We study subtrajectory clustering under the Fr\'echet distance. Given one or more trajectories, the task is to split the trajectories into several parts, such that the parts have a good clustering structure. We approach this problem via a new set cover formulation, which we think provides a natural formalization of the problem as it is studied in many applications. Given a polygonal curve $P$ with $n$ vertices in fixed dimension, integers $k$, $\ell \geq 1$, and a real value $\Delta > 0$, the goal is to find $k$ center curves of complexity at most $\ell$ such that every point on $P$ is covered by a subtrajectory that has small Fr\'echet distance to one of the $k$ center curves ($\leq \Delta$).
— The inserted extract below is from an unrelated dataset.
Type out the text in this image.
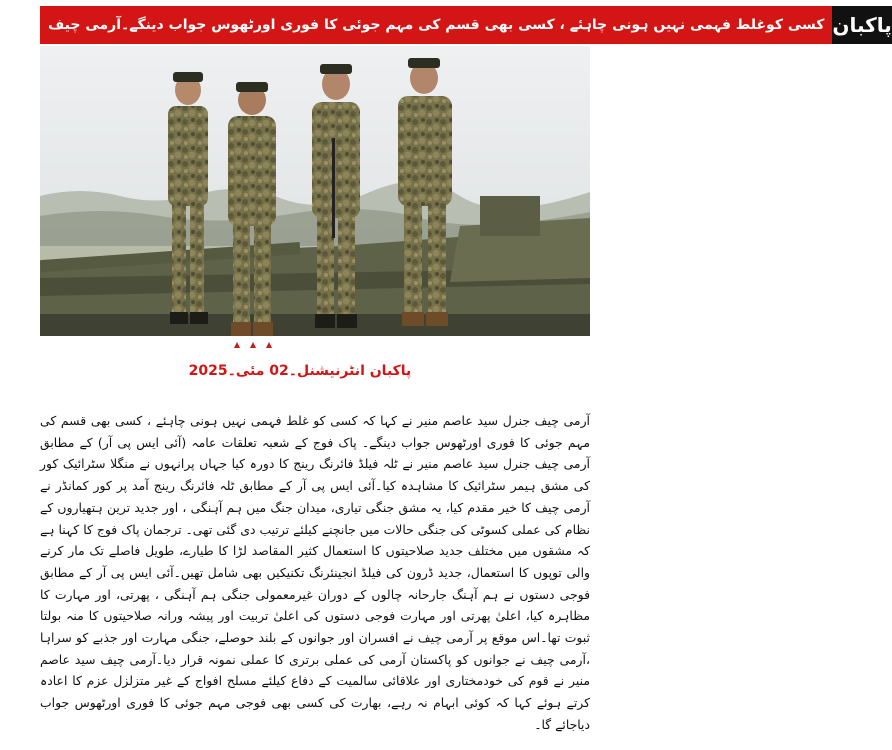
کسی کوغلط فہمی نہیں ہونی چاہئے ، کسی بھی قسم کی مہم جوئی کا فوری اورٹھوس جواب دینگے۔آرمی چیف پاکبان
پاکبان انٹرنیشنل۔02 مئی۔2025
آرمی چیف جنرل سید عاصم منیر نے کہا کہ کسی کو غلط فہمی نہیں ہونی چاہئے ، کسی بھی قسم کی مہم جوئی کا فوری اورٹھوس جواب دینگے۔ پاک فوج کے شعبہ تعلقات عامہ (آئی ایس پی آر) کے مطابق آرمی چیف جنرل سید عاصم منیر نے ٹلہ فیلڈ فائرنگ رینج کا دورہ کیا جہاں پرانہوں نے منگلا سٹرائیک کور کی مشق ہیمر سٹرائیک کا مشاہدہ کیا۔آئی ایس پی آر کے مطابق ٹلہ فائرنگ رینج آمد پر کور کمانڈر نے آرمی چیف کا خیر مقدم کیا، یہ مشق جنگی تیاری، میدان جنگ میں ہم آہنگی ، اور جدید ترین ہتھیاروں کے نظام کی عملی کسوٹی کی جنگی حالات میں جانچنے کیلئے ترتیب دی گئی تھی۔ ترجمان پاک فوج کا کہنا ہے کہ مشقوں میں مختلف جدید صلاحیتوں کا استعمال کثیر المقاصد لڑا کا طیارے، طویل فاصلے تک مار کرنے والی توپوں کا استعمال، جدید ڈرون کی فیلڈ انجینئرنگ تکنیکیں بھی شامل تھیں۔آئی ایس پی آر کے مطابق فوجی دستوں نے ہم آہنگ جارحانہ چالوں کے دوران غیرمعمولی جنگی ہم آہنگی ، پھرتی، اور مہارت کا مظاہرہ کیا، اعلیٰ پھرتی اور مہارت فوجی دستوں کی اعلیٰ تربیت اور پیشہ ورانہ صلاحیتوں کا منہ بولتا ثبوت تھا۔اس موقع پر آرمی چیف نے افسران اور جوانوں کے بلند حوصلے، جنگی مہارت اور جذبے کو سراہا ،آرمی چیف نے جوانوں کو پاکستان آرمی کی عملی برتری کا عملی نمونہ قرار دیا۔آرمی چیف سید عاصم منیر نے قوم کی خودمختاری اور علاقائی سالمیت کے دفاع کیلئے مسلح افواج کے غیر متزلزل عزم کا اعادہ کرتے ہوئے کہا کہ کوئی ابہام نہ رہے، بھارت کی کسی بھی فوجی مہم جوئی کا فوری اورٹھوس جواب دیاجائے گا۔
In many application scenarios, one is interested in finding clusters of small complexity, which is controlled by the parameter $\ell$. Our main result is a bicriterial approximation algorithm: if there exists a solution for given parameters $k$, $\ell$, and $\Delta$, then our algorithm finds a set of $k'$ center curves of complexity at most $\ell$ with covering radius $\Delta'$ with $k' \in O( k \ell^2 \log (k \ell))$, and $\Delta'\leq 19 \Delta$. Moreover, within these approximation bounds, we can minimize $k$ while keeping the other parameters fixed. If $\ell$ is a constant independent of $n$, then, the approximation factor for the number of clusters $k$ is $O(\log k)$ and the approximation factor for the radius $\Delta$ is constant. In this case, the algorithm has expected running time in $ \tilde{O}\left( k m^2 + mn\right)$ and uses space in $O(n+m)$, where $m=\lceil\frac{L}{\Delta}\rceil$ and $L$ is the total arclength of the curve $P$.